Another problematic finding was via the so-called Sobyanin-Sukhovolski method, which also looks for statistical anomalies.
“In several stations GD got nearly all of the registered votes, much higher than the supporting share of population would indicate,” Europe Elects noted on social media.
A contrasting pattern emerged in rural regions traditionally supportive of GD, the ruling party.
In several such precincts, its vote totals were unusually close to the total number of registered voters, suggesting near-absolute voter turnout exclusively in GD’s favour. This trend was noticeable across multiple locations, even when discounting areas with high concentrations of national minorities, whose voting behaviours often differ, the watchdog asserted.
“We have followed and analysed hundreds of elections during the past decade. It is safe to conclude that the 2024 Georgian parliamentary election exhibits clear fudging with the results, on top of the electoral violations reported elsewhere by observers”, Europe Elects concluded.
Lehtinen told Brussels Signal his organisation has been in contact with some Georgian authorities regarding the election results and that the wider Georgian civil society was aware of its work.
Earlier, European Parliament election observers, represented by MEPs from all political backgrounds, had warned of “democratic backsliding” in Georgia.
Antonio López-Istúriz White, Spanish head of the delegation and member of the European People’s Party, said in a press conference on October 27 in Tbilisi that there was a “climate of hatred and intimidation” on election day and, in one case, ballot-box stuffing, a form of electoral fraud.

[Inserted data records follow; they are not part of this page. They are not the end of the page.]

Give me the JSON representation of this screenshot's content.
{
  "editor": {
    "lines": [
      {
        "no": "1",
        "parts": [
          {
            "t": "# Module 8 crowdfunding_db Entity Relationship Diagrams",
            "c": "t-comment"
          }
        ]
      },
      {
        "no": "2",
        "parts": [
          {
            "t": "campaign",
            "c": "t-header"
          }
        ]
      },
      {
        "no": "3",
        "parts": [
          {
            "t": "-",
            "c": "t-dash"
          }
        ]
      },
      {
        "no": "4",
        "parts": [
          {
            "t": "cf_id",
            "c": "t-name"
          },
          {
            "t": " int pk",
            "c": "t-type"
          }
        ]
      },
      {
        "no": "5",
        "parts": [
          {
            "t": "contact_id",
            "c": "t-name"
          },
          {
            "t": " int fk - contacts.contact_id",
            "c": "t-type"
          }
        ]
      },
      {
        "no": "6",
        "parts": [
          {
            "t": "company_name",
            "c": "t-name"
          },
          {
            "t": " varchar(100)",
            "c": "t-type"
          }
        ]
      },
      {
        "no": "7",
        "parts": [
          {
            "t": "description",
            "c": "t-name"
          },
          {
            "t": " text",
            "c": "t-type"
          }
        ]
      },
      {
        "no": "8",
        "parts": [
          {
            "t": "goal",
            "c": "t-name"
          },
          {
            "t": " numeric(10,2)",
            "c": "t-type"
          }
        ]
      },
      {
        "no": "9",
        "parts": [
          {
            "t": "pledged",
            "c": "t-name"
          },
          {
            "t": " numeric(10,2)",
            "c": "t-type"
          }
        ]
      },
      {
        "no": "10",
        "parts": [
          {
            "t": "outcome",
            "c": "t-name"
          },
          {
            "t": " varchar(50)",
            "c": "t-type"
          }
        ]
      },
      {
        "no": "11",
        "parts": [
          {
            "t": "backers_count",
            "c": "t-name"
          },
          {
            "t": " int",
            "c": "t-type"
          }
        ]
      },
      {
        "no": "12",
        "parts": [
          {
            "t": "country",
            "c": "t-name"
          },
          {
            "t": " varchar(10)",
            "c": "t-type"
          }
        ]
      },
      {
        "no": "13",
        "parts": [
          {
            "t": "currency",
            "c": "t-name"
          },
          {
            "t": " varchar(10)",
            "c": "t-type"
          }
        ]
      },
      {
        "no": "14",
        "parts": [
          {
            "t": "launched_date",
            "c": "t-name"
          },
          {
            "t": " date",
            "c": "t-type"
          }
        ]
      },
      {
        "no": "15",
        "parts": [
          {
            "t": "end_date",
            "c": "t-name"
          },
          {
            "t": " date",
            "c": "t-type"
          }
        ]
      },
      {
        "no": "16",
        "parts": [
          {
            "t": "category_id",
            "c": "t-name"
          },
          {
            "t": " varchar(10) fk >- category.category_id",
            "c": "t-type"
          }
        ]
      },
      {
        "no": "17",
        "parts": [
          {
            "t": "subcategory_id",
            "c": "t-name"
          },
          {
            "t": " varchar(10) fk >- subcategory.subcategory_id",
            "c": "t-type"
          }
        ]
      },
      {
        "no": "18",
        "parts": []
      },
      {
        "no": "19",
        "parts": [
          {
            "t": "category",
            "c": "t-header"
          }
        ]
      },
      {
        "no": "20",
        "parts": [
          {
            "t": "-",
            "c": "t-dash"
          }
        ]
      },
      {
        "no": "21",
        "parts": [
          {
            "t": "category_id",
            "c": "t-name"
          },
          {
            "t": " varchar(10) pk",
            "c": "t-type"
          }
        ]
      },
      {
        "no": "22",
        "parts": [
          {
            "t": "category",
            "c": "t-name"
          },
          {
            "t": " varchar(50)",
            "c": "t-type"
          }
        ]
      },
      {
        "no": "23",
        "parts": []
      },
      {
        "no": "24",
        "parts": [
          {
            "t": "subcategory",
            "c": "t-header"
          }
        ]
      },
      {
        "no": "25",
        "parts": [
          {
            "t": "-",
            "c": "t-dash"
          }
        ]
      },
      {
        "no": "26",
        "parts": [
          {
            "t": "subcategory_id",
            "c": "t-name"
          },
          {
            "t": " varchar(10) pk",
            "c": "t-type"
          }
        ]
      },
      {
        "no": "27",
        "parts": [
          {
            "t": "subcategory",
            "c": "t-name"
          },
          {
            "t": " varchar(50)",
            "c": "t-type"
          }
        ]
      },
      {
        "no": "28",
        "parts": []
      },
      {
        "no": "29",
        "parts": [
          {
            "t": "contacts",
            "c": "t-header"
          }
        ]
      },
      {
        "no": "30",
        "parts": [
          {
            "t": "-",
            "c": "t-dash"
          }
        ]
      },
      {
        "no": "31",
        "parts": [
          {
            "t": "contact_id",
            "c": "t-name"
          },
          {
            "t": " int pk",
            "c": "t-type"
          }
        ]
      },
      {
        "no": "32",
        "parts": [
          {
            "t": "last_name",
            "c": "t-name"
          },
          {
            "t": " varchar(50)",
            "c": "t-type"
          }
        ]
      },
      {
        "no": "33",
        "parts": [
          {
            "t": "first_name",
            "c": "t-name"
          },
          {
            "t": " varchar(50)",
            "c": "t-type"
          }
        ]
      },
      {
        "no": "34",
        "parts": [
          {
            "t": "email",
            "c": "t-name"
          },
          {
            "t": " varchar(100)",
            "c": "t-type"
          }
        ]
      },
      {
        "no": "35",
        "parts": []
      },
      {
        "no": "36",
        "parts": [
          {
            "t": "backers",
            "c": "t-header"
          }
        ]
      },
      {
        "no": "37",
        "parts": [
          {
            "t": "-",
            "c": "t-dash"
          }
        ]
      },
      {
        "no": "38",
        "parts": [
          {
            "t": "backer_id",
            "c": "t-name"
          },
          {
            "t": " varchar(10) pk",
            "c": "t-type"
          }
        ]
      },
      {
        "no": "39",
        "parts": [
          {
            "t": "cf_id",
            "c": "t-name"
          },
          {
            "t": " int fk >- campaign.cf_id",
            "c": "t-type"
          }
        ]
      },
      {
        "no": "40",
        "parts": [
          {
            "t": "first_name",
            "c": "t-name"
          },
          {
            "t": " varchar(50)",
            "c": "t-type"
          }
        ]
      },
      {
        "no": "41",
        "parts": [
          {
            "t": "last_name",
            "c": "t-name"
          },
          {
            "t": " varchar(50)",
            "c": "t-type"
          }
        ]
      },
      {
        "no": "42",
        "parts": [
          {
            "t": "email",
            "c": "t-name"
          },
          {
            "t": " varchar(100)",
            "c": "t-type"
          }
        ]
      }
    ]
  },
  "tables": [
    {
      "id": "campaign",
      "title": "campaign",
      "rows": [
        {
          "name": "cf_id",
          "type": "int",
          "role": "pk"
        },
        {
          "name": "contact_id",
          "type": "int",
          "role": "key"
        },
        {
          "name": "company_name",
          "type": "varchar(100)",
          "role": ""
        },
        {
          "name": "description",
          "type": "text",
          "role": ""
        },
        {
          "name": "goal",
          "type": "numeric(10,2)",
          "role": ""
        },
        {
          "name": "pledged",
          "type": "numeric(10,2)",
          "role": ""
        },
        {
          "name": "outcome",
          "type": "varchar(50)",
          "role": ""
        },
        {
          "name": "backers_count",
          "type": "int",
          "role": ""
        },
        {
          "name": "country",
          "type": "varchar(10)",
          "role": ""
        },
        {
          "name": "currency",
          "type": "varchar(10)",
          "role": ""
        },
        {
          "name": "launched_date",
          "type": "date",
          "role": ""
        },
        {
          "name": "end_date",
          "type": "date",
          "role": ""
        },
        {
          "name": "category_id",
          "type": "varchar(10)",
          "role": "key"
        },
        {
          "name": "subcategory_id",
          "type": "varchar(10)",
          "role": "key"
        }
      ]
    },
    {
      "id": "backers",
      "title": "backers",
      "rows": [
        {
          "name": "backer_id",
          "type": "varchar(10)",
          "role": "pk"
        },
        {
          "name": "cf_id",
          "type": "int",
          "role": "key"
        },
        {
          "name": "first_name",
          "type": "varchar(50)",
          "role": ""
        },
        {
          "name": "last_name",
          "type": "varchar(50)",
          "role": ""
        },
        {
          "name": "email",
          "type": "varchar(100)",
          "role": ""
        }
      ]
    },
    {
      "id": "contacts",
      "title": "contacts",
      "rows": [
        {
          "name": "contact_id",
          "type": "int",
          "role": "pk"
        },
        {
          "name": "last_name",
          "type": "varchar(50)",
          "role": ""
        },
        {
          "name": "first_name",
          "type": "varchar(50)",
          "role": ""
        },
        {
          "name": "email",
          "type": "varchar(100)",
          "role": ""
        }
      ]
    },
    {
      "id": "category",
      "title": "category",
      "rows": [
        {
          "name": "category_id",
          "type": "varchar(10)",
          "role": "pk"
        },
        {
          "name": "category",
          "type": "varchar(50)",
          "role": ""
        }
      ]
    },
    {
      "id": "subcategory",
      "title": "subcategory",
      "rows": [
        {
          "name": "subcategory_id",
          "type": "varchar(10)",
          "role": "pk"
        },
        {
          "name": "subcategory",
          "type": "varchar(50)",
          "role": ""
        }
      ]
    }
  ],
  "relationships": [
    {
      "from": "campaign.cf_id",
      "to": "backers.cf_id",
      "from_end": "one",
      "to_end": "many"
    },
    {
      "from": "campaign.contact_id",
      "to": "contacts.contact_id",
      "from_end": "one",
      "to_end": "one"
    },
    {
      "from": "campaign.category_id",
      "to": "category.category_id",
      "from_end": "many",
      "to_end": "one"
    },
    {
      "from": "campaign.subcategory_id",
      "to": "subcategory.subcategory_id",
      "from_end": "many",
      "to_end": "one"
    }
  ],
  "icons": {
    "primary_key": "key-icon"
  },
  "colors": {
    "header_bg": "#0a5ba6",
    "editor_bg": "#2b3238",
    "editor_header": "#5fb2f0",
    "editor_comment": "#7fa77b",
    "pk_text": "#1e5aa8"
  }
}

On the same day, Georgian President Salome Zourabichvili declared that she would not recognise the results of the parliamentary elections.
She described them as a “Russian special operation” and a “constitutional coup.” She appealed for “the firm support of our European partners, of our American partners”.

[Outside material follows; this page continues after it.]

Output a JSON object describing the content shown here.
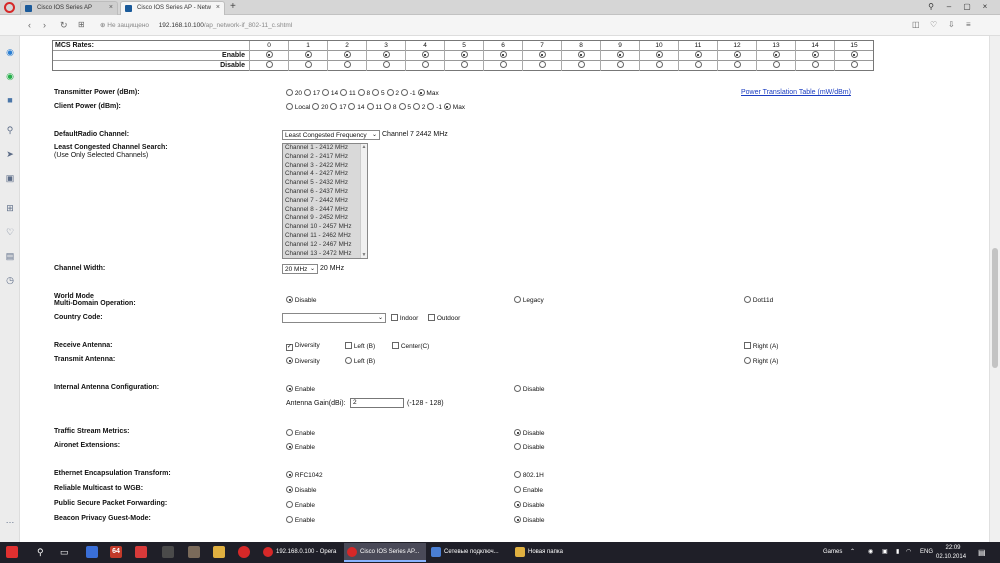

Official institutions played a different tune. The Election Administration of Georgia, for example, said on October 29 that Zourabichvili had “discredited electronic voting technologies” by “fostering mistrust”.
Irina Arabidze, a visiting lecturer at the Caucasus University in Tbilisi who teaches foreign policy and national security, told Brussels Signal that official reports should be taken with a grain of salt, as the GD had managed to capture the government and exert its influence through key institutions.

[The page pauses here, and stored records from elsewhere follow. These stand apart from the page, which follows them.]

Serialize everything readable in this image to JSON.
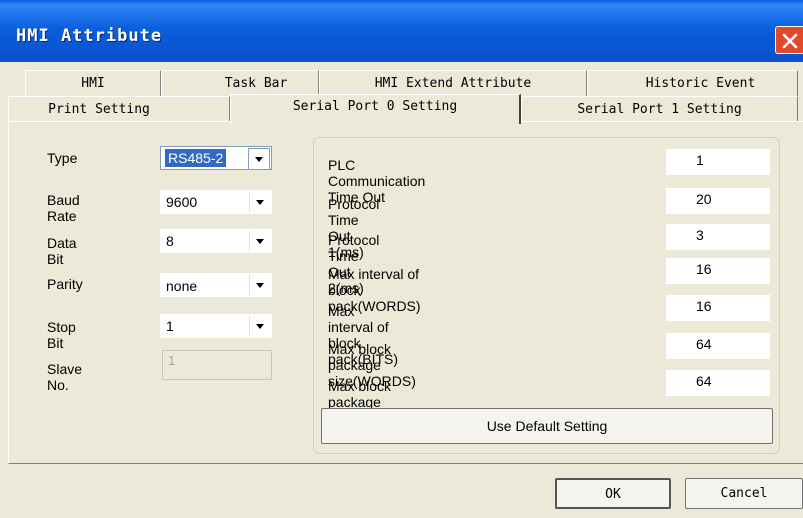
{
  "window": {
    "title": "HMI Attribute"
  },
  "tabs_row1": [
    "HMI",
    "Task Bar",
    "HMI Extend Attribute",
    "Historic Event"
  ],
  "tabs_row2": [
    "Print Setting",
    "Serial Port 0 Setting",
    "Serial Port 1 Setting"
  ],
  "active_tab": "Serial Port 0 Setting",
  "left": {
    "type": {
      "label": "Type",
      "value": "RS485-2"
    },
    "baud": {
      "label": "Baud Rate",
      "value": "9600"
    },
    "data_bit": {
      "label": "Data Bit",
      "value": "8"
    },
    "parity": {
      "label": "Parity",
      "value": "none"
    },
    "stop_bit": {
      "label": "Stop Bit",
      "value": "1"
    },
    "slave": {
      "label": "Slave No.",
      "value": "1"
    }
  },
  "settings": [
    {
      "label": "PLC Communication Time Out",
      "value": "1"
    },
    {
      "label": "Protocol Time Out 1(ms)",
      "value": "20"
    },
    {
      "label": "Protocol Time Out 2(ms)",
      "value": "3"
    },
    {
      "label": "Max interval of block pack(WORDS)",
      "value": "16"
    },
    {
      "label": "Max interval of block pack(BITS)",
      "value": "16"
    },
    {
      "label": "Max block package size(WORDS)",
      "value": "64"
    },
    {
      "label": "Max block package size(BITS)",
      "value": "64"
    }
  ],
  "buttons": {
    "default": "Use Default Setting",
    "ok": "OK",
    "cancel": "Cancel"
  }
}
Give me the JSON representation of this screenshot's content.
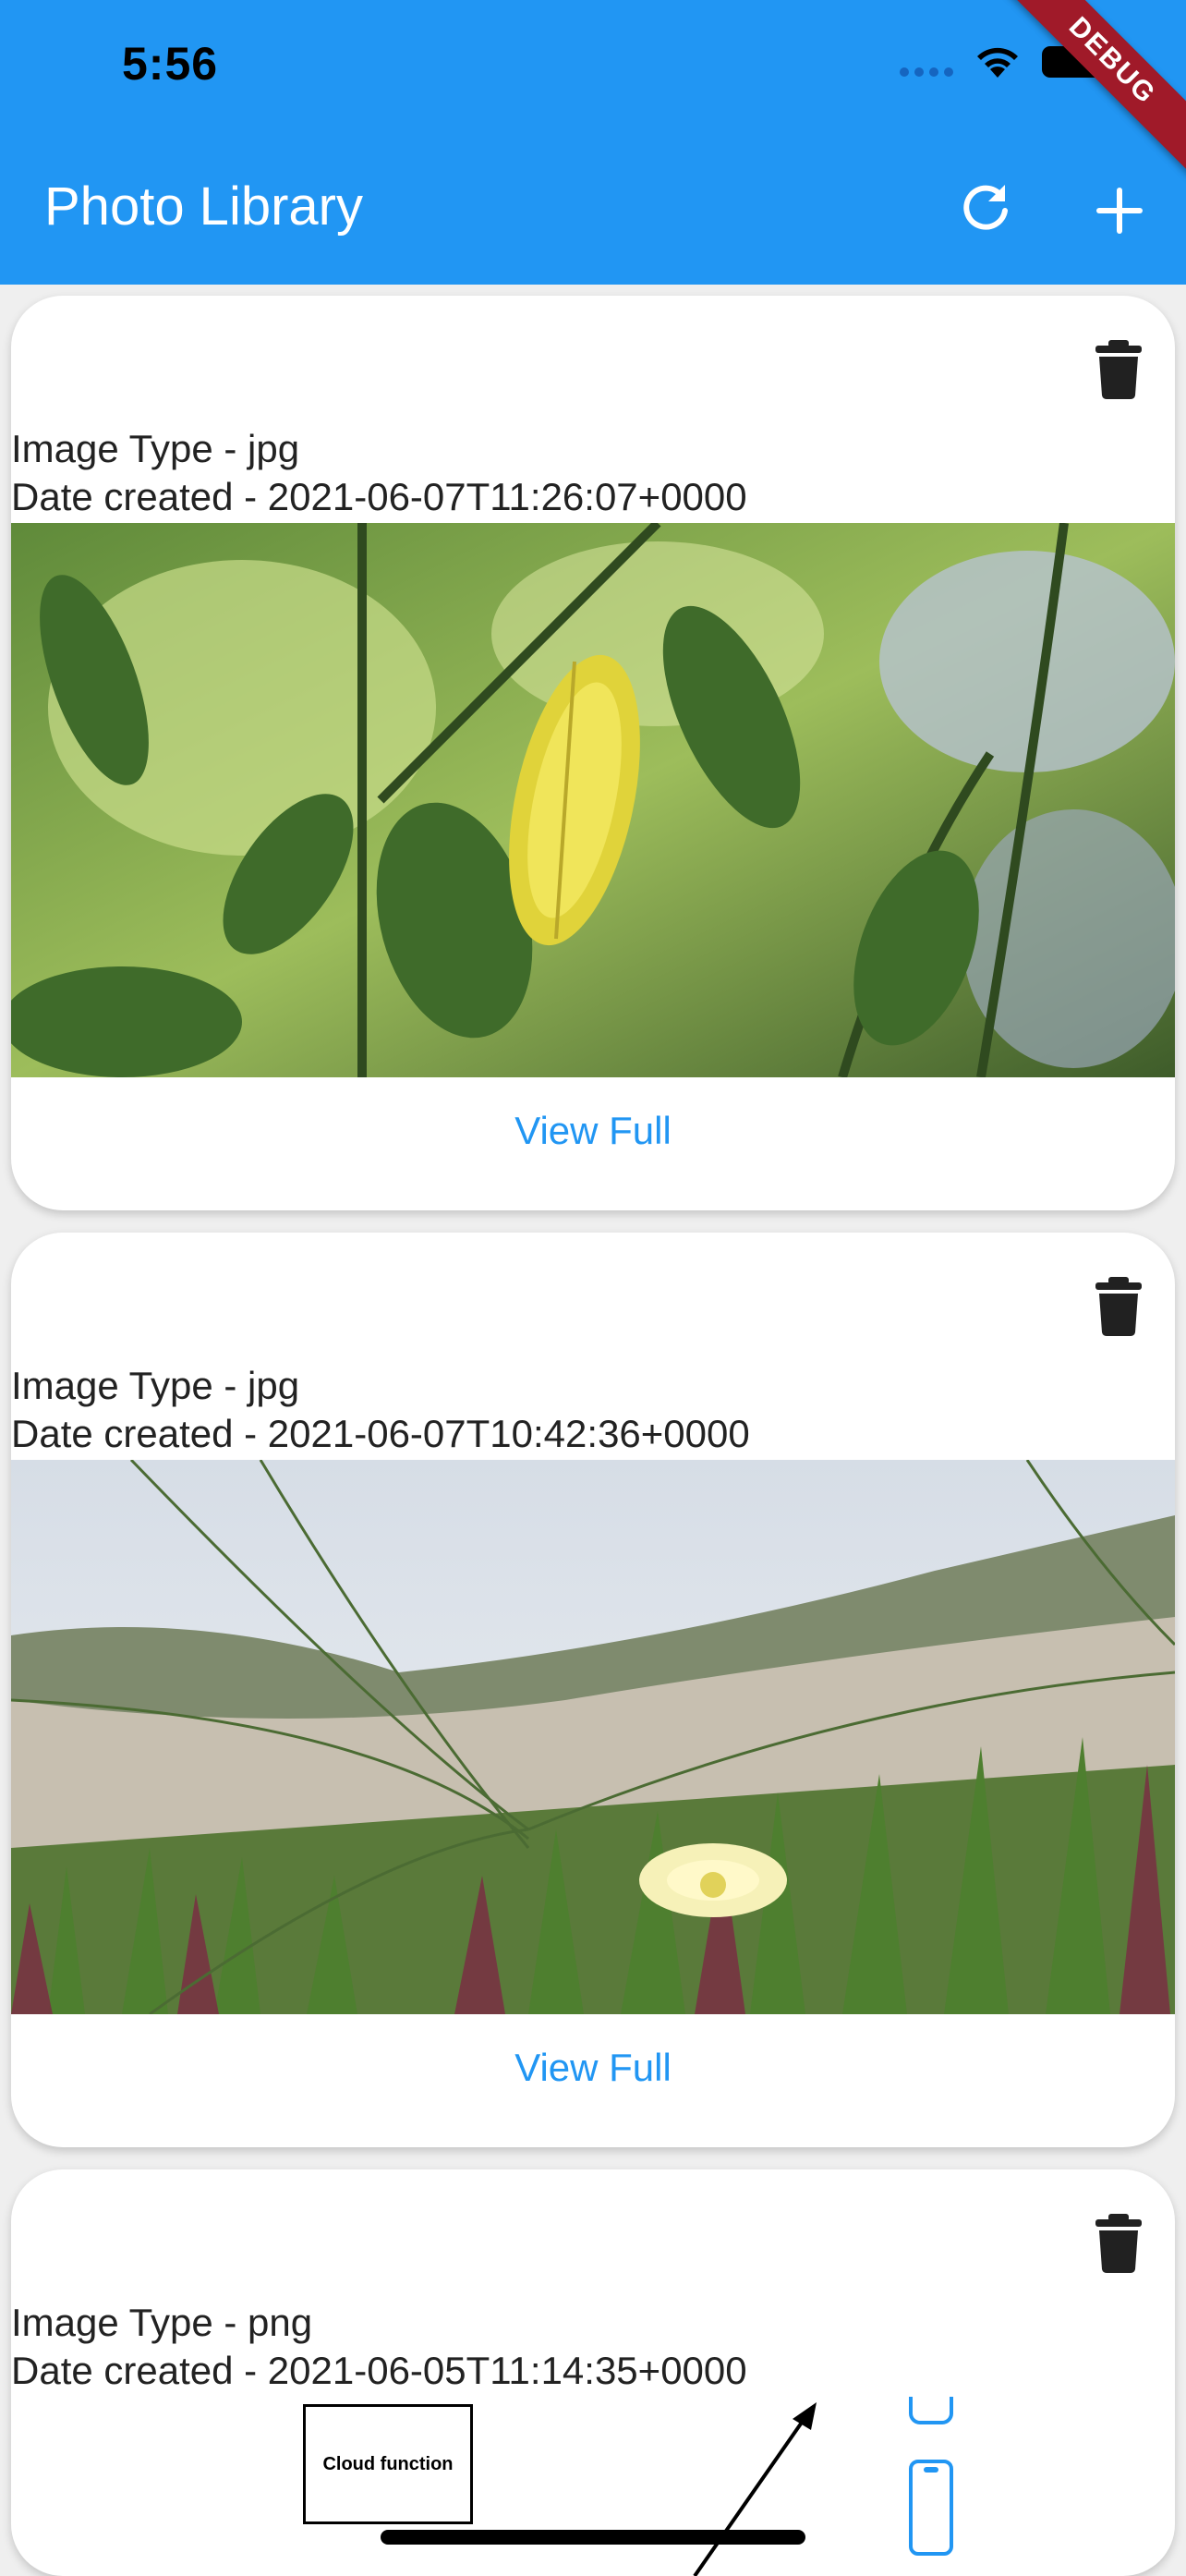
{
  "status_bar": {
    "time": "5:56"
  },
  "debug_banner": "DEBUG",
  "app_bar": {
    "title": "Photo Library",
    "actions": [
      {
        "icon": "refresh-icon"
      },
      {
        "icon": "add-icon"
      }
    ]
  },
  "photos": [
    {
      "type_label": "Image Type - jpg",
      "date_label": "Date created - 2021-06-07T11:26:07+0000",
      "action_label": "View Full"
    },
    {
      "type_label": "Image Type - jpg",
      "date_label": "Date created - 2021-06-07T10:42:36+0000",
      "action_label": "View Full"
    },
    {
      "type_label": "Image Type - png",
      "date_label": "Date created - 2021-06-05T11:14:35+0000",
      "diagram_label": "Cloud function"
    }
  ],
  "colors": {
    "primary": "#2196f3",
    "debug": "#a01a29"
  }
}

Arabidze confirmed that international observers had stated the elections were well-administered and well-organised but added many had refrained from calling the Georgian elections free and fair.
She said they all had mild to severe criticisms and concerns and alleged that the party had used the full power of the State to swing the election in its favour, which went against all democratic norms.
“In Georgia, the government employs up to 60 per cent of the population, it gives out subsidies to large parts of the population and Georgian Dream has a very well-organised intimidation and vote-buying mechanism that can unfold at a state-level.
“Whoever is running against the ruling party is running against this machine that uses this kind of patron-client relationship, which tries to maximise the outcome with means that are not allowed in free and democratic countries,” Arabidze said.
Almost as important, she claimed, was the campaign itself, where the ruling party focused on making the public choose between “war and peace”, to protect Georgia against what it called malign Western designs to drag the country into conflict.
Arabidze said it had been put forward that closer association between the West and the European Union would lead to military aggression by the Russia, while Georgian Dream would deliver stability.
She called this disinformation on a mass scale with a significant effect because, she said, there was a form of “Western timidity” towards Ukraine – and Russian gains on the battlefield – while Georgia was demanding iron-clad securities.
She concluded that the war in Ukraine had bigger ramifications than most people realised: “It is a matter of Western projection of strength or weakness, depending on the outcome, which radiates in countries like Georgia.”